Now her life was drawing to an end. Death, non-being, the end
of all she knew, of knowledge itself, awaited her at the
tunnel's end. Like a puny raft circling on the edge of a
giant whirlpool, she felt herself being drawn inexorably down
into the vortex. Panic rose in her mouth. A primordial fear
of the unknown gripped her. I don't want to die! I want to
stay in this world and live forever! She had spent her
days here in deep meditation on the secrets of the universe
with her spiritual guide. But now she was alone. And she knew
this was the end. The time had come. It seemed that her ears
filled with the most sublime music. A single chord of all the
water voices sounding one wordless chord undulating through
every known scale. The sound grew and grew. She was
terrified. Terrified of the pain. Terrified of not feeling
the pain anymore. Down and down she went. Down the world's
end. Down to the place of death. It was here. This was the
end. It was over. She had died.
It wasn't a particularly busy night in the
delivery rooms at Hadassah Hospital. Another little soul had
just come into the world. Screaming and crying as though she
had been summoned reluctantly to this earthly sphere. The
nurse cleaned the little baby, wrapped her in swaddling to
keep her warm and gave the baby into her mother's arms. The
mother looked at her newborn daughter and thought to herself,
"You are so beautiful, little Neshama."
Like the dark world before this existence,
this world, too, is no more than a dark corridor compared
with the great palace of light into which we will enter. This
world is the place where we have the opportunity to prepare
ourselves to enter that palace. To the extent that we
prepare, so will we be able to bask in that radiance.

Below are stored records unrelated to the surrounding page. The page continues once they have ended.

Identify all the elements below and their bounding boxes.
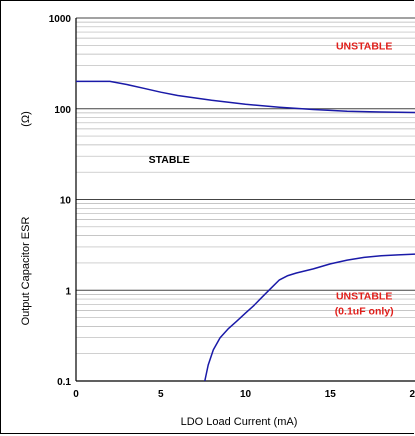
- region-label: STABLE: [149, 154, 190, 166]
- minor-gridlines: [76, 21, 415, 355]
- y-axis-label: Output Capacitor ESR: [20, 217, 32, 326]
- series-line-1: [76, 80, 415, 114]
- region-label: UNSTABLE: [336, 290, 392, 302]
- x-tick-label: 10: [240, 389, 252, 400]
- tick-labels: 0.1 1 10 100 1000 0 5 10 15 20: [49, 14, 415, 400]
- y-tick-label: 10: [60, 196, 72, 207]
- x-tick-label: 0: [73, 389, 79, 400]
- region-label: (0.1uF only): [335, 305, 394, 317]
- x-tick-label: 20: [409, 389, 415, 400]
- y-tick-label: 100: [54, 105, 71, 116]
- y-tick-label: 0.1: [57, 377, 71, 388]
- x-tick-label: 15: [325, 389, 337, 400]
- region-label: UNSTABLE: [336, 40, 392, 52]
- x-axis-label: LDO Load Current (mA): [181, 416, 298, 428]
- y-tick-label: 1: [65, 286, 71, 297]
- series-layer: [76, 80, 415, 382]
- y-axis-unit: (Ω): [20, 111, 32, 127]
- x-tick-label: 5: [158, 389, 164, 400]
- region-labels: UNSTABLE STABLE UNSTABLE (0.1uF only): [149, 40, 394, 317]
- y-tick-label: 1000: [49, 14, 72, 25]
- chart-axes: [75, 18, 415, 382]
- series-line-2: [204, 253, 415, 382]
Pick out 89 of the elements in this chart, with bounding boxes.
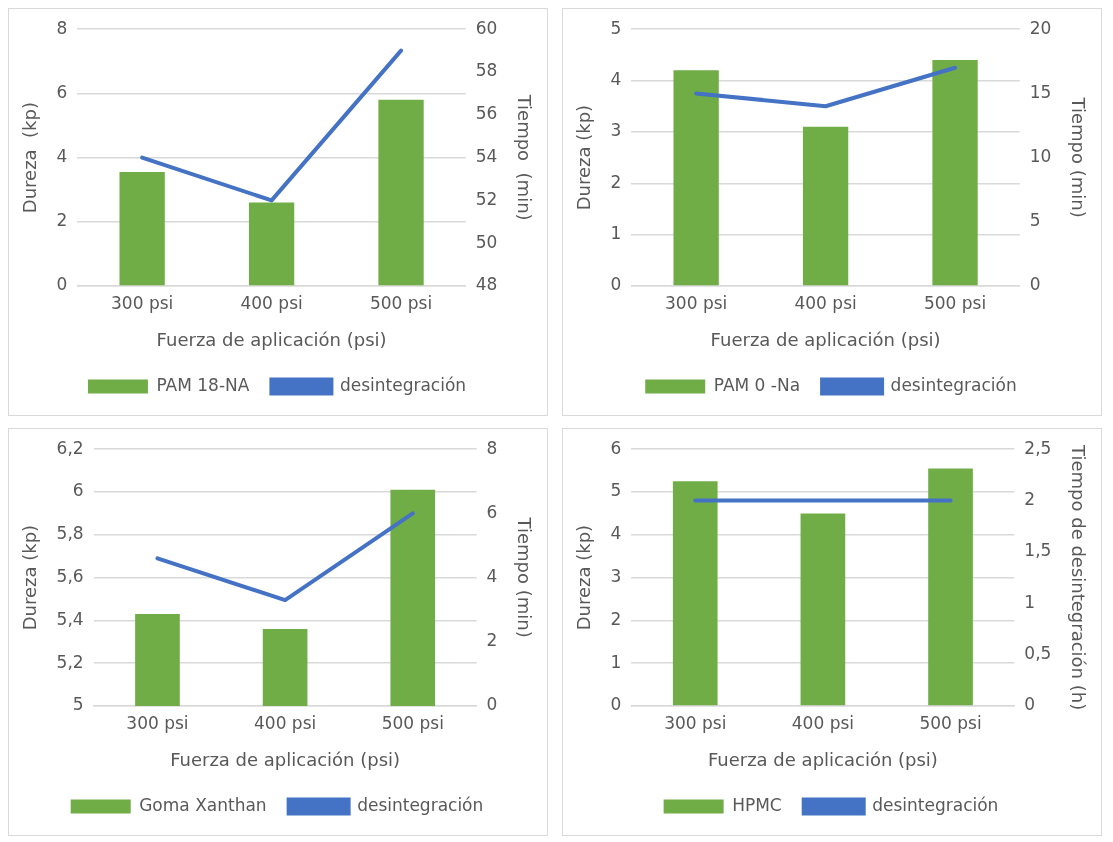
y-tick-label: 4 <box>610 68 622 89</box>
y-tick-label: 3 <box>610 566 622 587</box>
y2-tick-label: 0 <box>1024 694 1036 715</box>
x-axis-title: Fuerza de aplicación (psi) <box>156 328 387 350</box>
y2-tick-label: 8 <box>486 437 498 458</box>
y-tick-label: 5,4 <box>56 608 84 629</box>
legend-label: HPMC <box>732 794 782 815</box>
y-axis-title: Dureza (kp) <box>19 102 41 214</box>
y-tick-label: 2 <box>610 171 622 192</box>
legend-label: desintegración <box>357 794 484 815</box>
x-tick-label: 500 psi <box>919 712 982 733</box>
y-tick-label: 5 <box>610 17 622 38</box>
y2-axis-title: Tiempo (min) <box>513 516 535 638</box>
y-tick-label: 6,2 <box>56 437 84 458</box>
y-tick-label: 5 <box>610 480 622 501</box>
y-tick-label: 0 <box>56 274 68 295</box>
y2-tick-label: 48 <box>475 274 498 295</box>
y2-tick-label: 4 <box>486 566 498 587</box>
y2-tick-label: 2 <box>486 630 498 651</box>
y2-tick-label: 2 <box>1024 488 1036 509</box>
y2-tick-label: 1 <box>1024 591 1036 612</box>
y-tick-label: 0 <box>610 274 622 295</box>
x-axis-title: Fuerza de aplicación (psi) <box>707 748 938 770</box>
y2-tick-label: 58 <box>475 60 498 81</box>
y-axis-title: Dureza (kp) <box>573 104 595 211</box>
y2-tick-label: 0,5 <box>1024 643 1052 664</box>
legend-label: desintegración <box>890 374 1017 395</box>
bar <box>802 126 849 286</box>
y2-tick-label: 10 <box>1029 146 1052 167</box>
x-tick-label: 400 psi <box>253 712 317 733</box>
y-tick-label: 1 <box>610 651 622 672</box>
y2-tick-label: 56 <box>475 103 498 124</box>
legend-label: desintegración <box>872 794 999 815</box>
y2-axis-title: Tiempo (min) <box>513 93 535 221</box>
y2-tick-label: 60 <box>475 17 498 38</box>
bar <box>800 513 846 706</box>
y2-tick-label: 0 <box>486 694 498 715</box>
x-tick-label: 400 psi <box>791 712 855 733</box>
y2-axis-title: Tiempo (min) <box>1067 96 1089 218</box>
bar <box>672 481 718 706</box>
y-axis-title: Dureza (kp) <box>19 524 41 631</box>
y-tick-label: 0 <box>610 694 622 715</box>
y-tick-label: 1 <box>610 223 622 244</box>
x-tick-label: 500 psi <box>381 712 444 733</box>
x-tick-label: 300 psi <box>665 292 728 313</box>
x-tick-label: 400 psi <box>240 292 303 313</box>
x-tick-label: 300 psi <box>126 712 189 733</box>
bar <box>928 468 973 706</box>
y2-tick-label: 5 <box>1029 210 1041 231</box>
bar <box>932 60 978 286</box>
y2-tick-label: 15 <box>1029 81 1052 102</box>
legend-label: Goma Xanthan <box>139 794 267 815</box>
y2-tick-label: 1,5 <box>1024 540 1052 561</box>
y-tick-label: 6 <box>610 437 622 458</box>
y-tick-label: 2 <box>56 210 68 231</box>
x-axis-title: Fuerza de aplicación (psi) <box>170 748 401 770</box>
y2-tick-label: 0 <box>1029 274 1041 295</box>
y-axis-title: Dureza (kp) <box>573 524 595 631</box>
x-tick-label: 400 psi <box>794 292 857 313</box>
y-tick-label: 5,8 <box>56 523 84 544</box>
y2-tick-label: 54 <box>475 146 498 167</box>
x-tick-label: 300 psi <box>111 292 174 313</box>
bar <box>378 99 424 286</box>
legend-label: PAM 0 -Na <box>713 374 801 395</box>
y2-tick-label: 52 <box>475 188 498 209</box>
y2-axis-title: Tiempo de desintegración (h) <box>1067 444 1089 711</box>
y-tick-label: 5 <box>72 694 84 715</box>
y-tick-label: 2 <box>610 608 622 629</box>
legend-label: PAM 18-NA <box>156 374 250 395</box>
bar <box>673 70 719 286</box>
y-tick-label: 3 <box>610 120 622 141</box>
x-tick-label: 500 psi <box>923 292 987 313</box>
y-tick-label: 4 <box>610 523 622 544</box>
bar <box>248 202 295 286</box>
x-axis-title: Fuerza de aplicación (psi) <box>710 328 941 350</box>
y-tick-label: 4 <box>56 146 68 167</box>
y-tick-label: 5,6 <box>56 566 84 587</box>
y2-tick-label: 50 <box>475 231 498 252</box>
y2-tick-label: 20 <box>1029 17 1052 38</box>
x-tick-label: 300 psi <box>664 712 727 733</box>
y-tick-label: 8 <box>56 17 68 38</box>
y2-tick-label: 2,5 <box>1024 437 1052 458</box>
y2-tick-label: 6 <box>486 501 498 522</box>
y-tick-label: 5,2 <box>56 651 84 672</box>
bar <box>119 172 165 286</box>
legend-label: desintegración <box>339 374 467 395</box>
y-tick-label: 6 <box>56 81 68 102</box>
y-tick-label: 6 <box>72 480 84 501</box>
x-tick-label: 500 psi <box>369 292 433 313</box>
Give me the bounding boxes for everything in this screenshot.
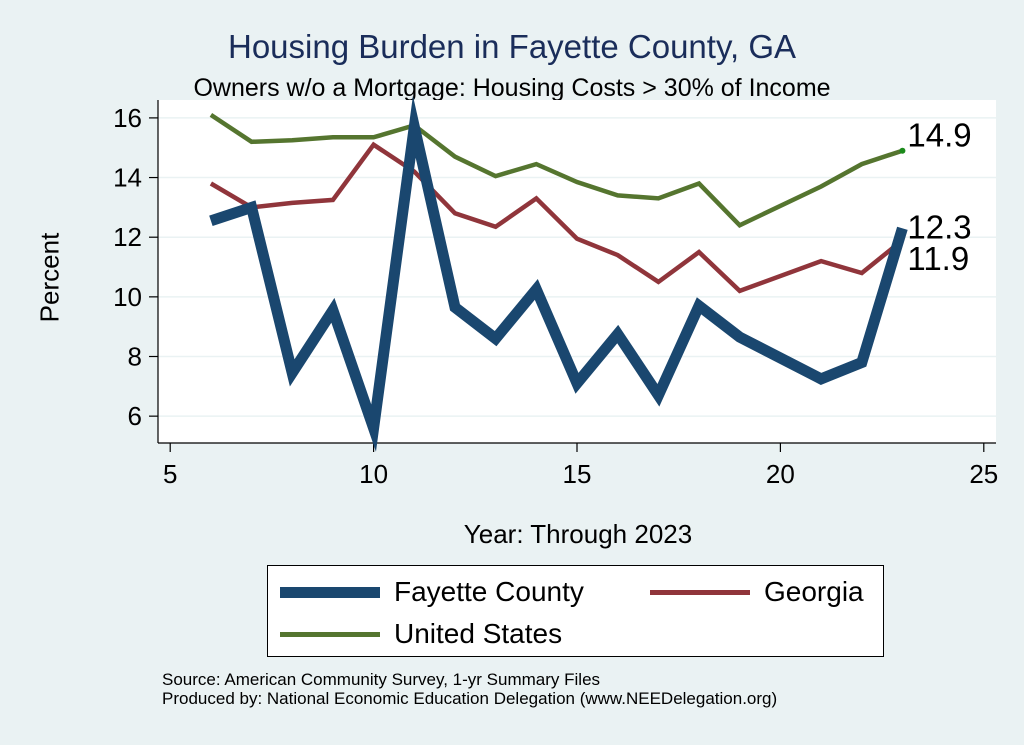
legend-item-georgia: Georgia <box>650 576 864 608</box>
legend-swatch-fayette <box>280 586 380 598</box>
chart-title: Housing Burden in Fayette County, GA <box>227 28 797 65</box>
series-line-fayette <box>209 95 908 452</box>
x-tick-label: 25 <box>969 459 998 489</box>
x-tick-label: 5 <box>163 459 177 489</box>
y-tick-label: 14 <box>113 163 142 193</box>
data-label-georgia: 11.9 <box>907 240 969 277</box>
data-label-fayette: 12.3 <box>907 208 971 245</box>
x-tick-label: 15 <box>563 459 592 489</box>
y-tick-label: 12 <box>113 222 142 252</box>
x-axis-label: Year: Through 2023 <box>463 519 693 549</box>
chart-subtitle: Owners w/o a Mortgage: Housing Costs > 3… <box>193 74 831 102</box>
series-line-georgia <box>209 141 904 294</box>
series-line-us <box>209 113 904 229</box>
legend-swatch-georgia <box>650 589 750 595</box>
legend: Fayette County Georgia United States <box>267 565 884 657</box>
y-tick-label: 16 <box>113 103 142 133</box>
producer-line: Produced by: National Economic Education… <box>162 689 778 708</box>
source-line: Source: American Community Survey, 1-yr … <box>162 670 601 689</box>
legend-item-us: United States <box>280 618 562 650</box>
legend-label-georgia: Georgia <box>764 576 864 607</box>
x-tick-label: 20 <box>766 459 795 489</box>
legend-label-us: United States <box>394 618 563 649</box>
legend-label-fayette: Fayette County <box>394 576 584 607</box>
legend-item-fayette: Fayette County <box>280 576 584 608</box>
x-tick-label: 10 <box>359 459 388 489</box>
source-note: Source: American Community Survey, 1-yr … <box>162 670 777 708</box>
legend-swatch-us <box>280 631 380 637</box>
y-tick-label: 10 <box>113 282 142 312</box>
us-end-point <box>899 147 906 154</box>
y-tick-label: 8 <box>128 342 142 372</box>
y-tick-label: 6 <box>128 401 142 431</box>
data-label-us: 14.9 <box>907 117 971 154</box>
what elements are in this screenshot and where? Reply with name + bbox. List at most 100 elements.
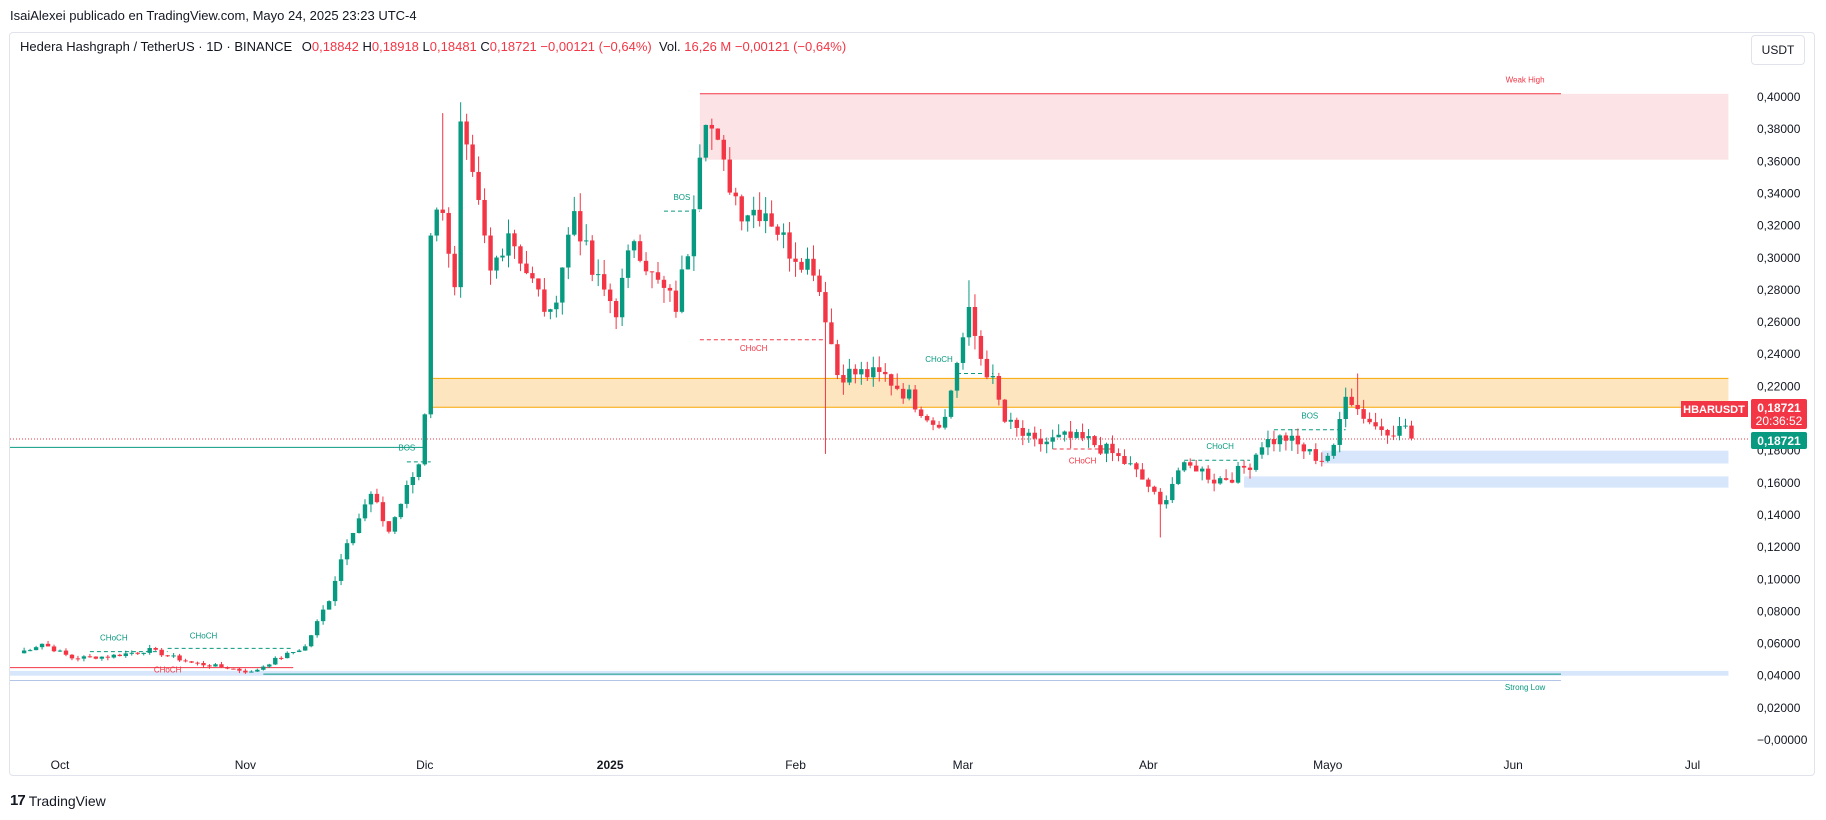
candle-body-177 xyxy=(1116,453,1121,457)
candle-body-13 xyxy=(135,652,140,654)
candle-body-158 xyxy=(1002,399,1008,422)
candle-body-68 xyxy=(464,121,469,145)
candle-body-137 xyxy=(877,367,882,372)
lines-layer xyxy=(10,93,1748,682)
low-label: L xyxy=(422,39,430,54)
candle-body-15 xyxy=(147,648,152,653)
currency-unit-button[interactable]: USDT xyxy=(1751,35,1805,65)
candle-body-180 xyxy=(1134,463,1139,470)
candle-body-124 xyxy=(799,261,804,270)
candle-body-200 xyxy=(1253,454,1259,470)
high-label: H xyxy=(362,39,372,54)
candle-body-142 xyxy=(906,389,912,399)
candle-body-120 xyxy=(775,226,780,235)
candle-body-19 xyxy=(171,655,176,657)
zone-ob-1 xyxy=(430,378,1729,408)
candle-body-154 xyxy=(978,335,984,359)
price-tick-14: 0,10000 xyxy=(1757,572,1801,586)
candle-body-39 xyxy=(291,652,296,654)
annotation-label-6: BOS xyxy=(1301,412,1318,421)
candle-body-204 xyxy=(1277,435,1283,445)
candle-body-170 xyxy=(1074,432,1079,438)
candle-body-80 xyxy=(536,278,541,290)
candle-body-64 xyxy=(440,209,445,213)
candle-body-10 xyxy=(117,654,122,657)
candle-body-223 xyxy=(1391,435,1396,437)
candle-body-81 xyxy=(542,289,547,312)
candle-body-218 xyxy=(1361,409,1366,419)
candle-body-134 xyxy=(859,369,864,375)
candle-body-119 xyxy=(769,213,774,227)
candle-body-103 xyxy=(673,290,679,312)
candle-body-7 xyxy=(99,656,105,659)
candle-body-131 xyxy=(841,375,846,383)
candle-body-77 xyxy=(518,246,523,264)
candle-body-207 xyxy=(1295,435,1301,445)
candle-body-205 xyxy=(1283,435,1289,441)
candle-body--5 xyxy=(27,650,33,652)
annotation-label-3: CHoCH xyxy=(925,355,953,364)
candle-body-3 xyxy=(75,658,81,660)
candle-body-70 xyxy=(476,171,481,200)
zone-demand-3 xyxy=(1244,476,1729,488)
candle-body-105 xyxy=(685,256,691,270)
price-tick-1: 0,38000 xyxy=(1757,122,1801,136)
candle-body-112 xyxy=(727,159,732,193)
symbol-title[interactable]: Hedera Hashgraph / TetherUS · 1D · BINAN… xyxy=(20,39,293,54)
labels-layer: BOS BOS CHoCH CHoCH CHoCH CHoCH BOS CHoCH CHoCH C… xyxy=(100,76,1546,693)
time-tick-3: 2025 xyxy=(597,758,624,772)
candle-body-21 xyxy=(183,660,188,662)
last-price-tag2-bg xyxy=(1751,432,1807,449)
candle-body-128 xyxy=(823,292,828,323)
annotation-label-11: Strong Low xyxy=(1505,683,1546,692)
candle-body-174 xyxy=(1098,445,1103,454)
tradingview-brand[interactable]: 17 TradingView xyxy=(10,792,106,809)
candle-body-221 xyxy=(1379,426,1384,430)
annotation-label-4: CHoCH xyxy=(1069,457,1097,466)
candle-body-49 xyxy=(350,533,356,544)
candle-body-66 xyxy=(452,253,457,288)
open-label: O xyxy=(301,39,312,54)
candle-body-203 xyxy=(1271,439,1277,445)
time-axis[interactable]: Oct Nov Dic 2025 Feb Mar Abr Mayo Jun Jul xyxy=(51,758,1701,772)
candle-body-157 xyxy=(996,376,1002,400)
candle-body-14 xyxy=(141,652,146,654)
zone-demand-4 xyxy=(10,670,1729,676)
candle-body-208 xyxy=(1301,444,1307,452)
zone-demand-2 xyxy=(1321,450,1729,464)
candle-body-51 xyxy=(362,504,368,519)
price-axis[interactable]: 0,40000 0,38000 0,36000 0,34000 0,32000 0,300… xyxy=(1757,90,1808,747)
ticker-tag-bg xyxy=(1681,401,1748,417)
candle-body-87 xyxy=(578,211,583,242)
price-tick-0: 0,40000 xyxy=(1757,90,1801,104)
candle-body-56 xyxy=(392,517,398,532)
candle-body-2 xyxy=(69,654,75,659)
candle-body-140 xyxy=(895,385,900,389)
zones-layer xyxy=(10,93,1729,676)
candle-body-201 xyxy=(1259,447,1265,455)
annotation-label-10: Weak High xyxy=(1506,76,1545,85)
candle-body-173 xyxy=(1092,436,1097,446)
candle-body--2 xyxy=(45,643,51,647)
candle-body-34 xyxy=(261,666,266,670)
candle-body-40 xyxy=(297,650,302,653)
candle-body-47 xyxy=(338,559,344,581)
brand-name: TradingView xyxy=(28,792,106,809)
time-tick-7: Mayo xyxy=(1313,758,1343,772)
candle-body-57 xyxy=(398,503,404,518)
candle-body-116 xyxy=(751,209,756,216)
candle-body-168 xyxy=(1062,431,1067,435)
candle-body-176 xyxy=(1110,443,1115,454)
annotation-label-5: CHoCH xyxy=(1206,442,1234,451)
price-tick-9: 0,22000 xyxy=(1757,379,1801,393)
candle-body-149 xyxy=(948,390,954,417)
candle-body-36 xyxy=(273,657,278,665)
candle-body-194 xyxy=(1217,478,1223,484)
price-tick-11: 0,16000 xyxy=(1757,476,1801,490)
candle-body-220 xyxy=(1373,422,1378,427)
candle-body-138 xyxy=(883,371,888,375)
candle-body-125 xyxy=(805,258,810,270)
last-price-tag-bg xyxy=(1751,399,1807,429)
candle-body-214 xyxy=(1337,419,1342,445)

I don't know about you, but I don't find it
so simple to see this world as a corridor. It's so easy to
get caught up looking at all the neon signs along the way.
It's so easy to think that this world is the palace itself.
And it's a pretty shabby palace for all its beauty. Is there
anyone here who dies with even half his dreams fulfilled?
With how many problems and heartaches and backaches is this
world filled!
This week's parsha is called
Vayechi. A strange title. This is where Yaakov passes
away. The same applies to the "...lives of Sora" which speaks
of her death. But the name is apt. Only when we leave this
passing world do we really start to live.
There is an interesting fact about the Hebrew
world for life. It has no singular. Maybe that's to remind
our neshama that there are two lives, and this one is
only a prelude to "the main attraction."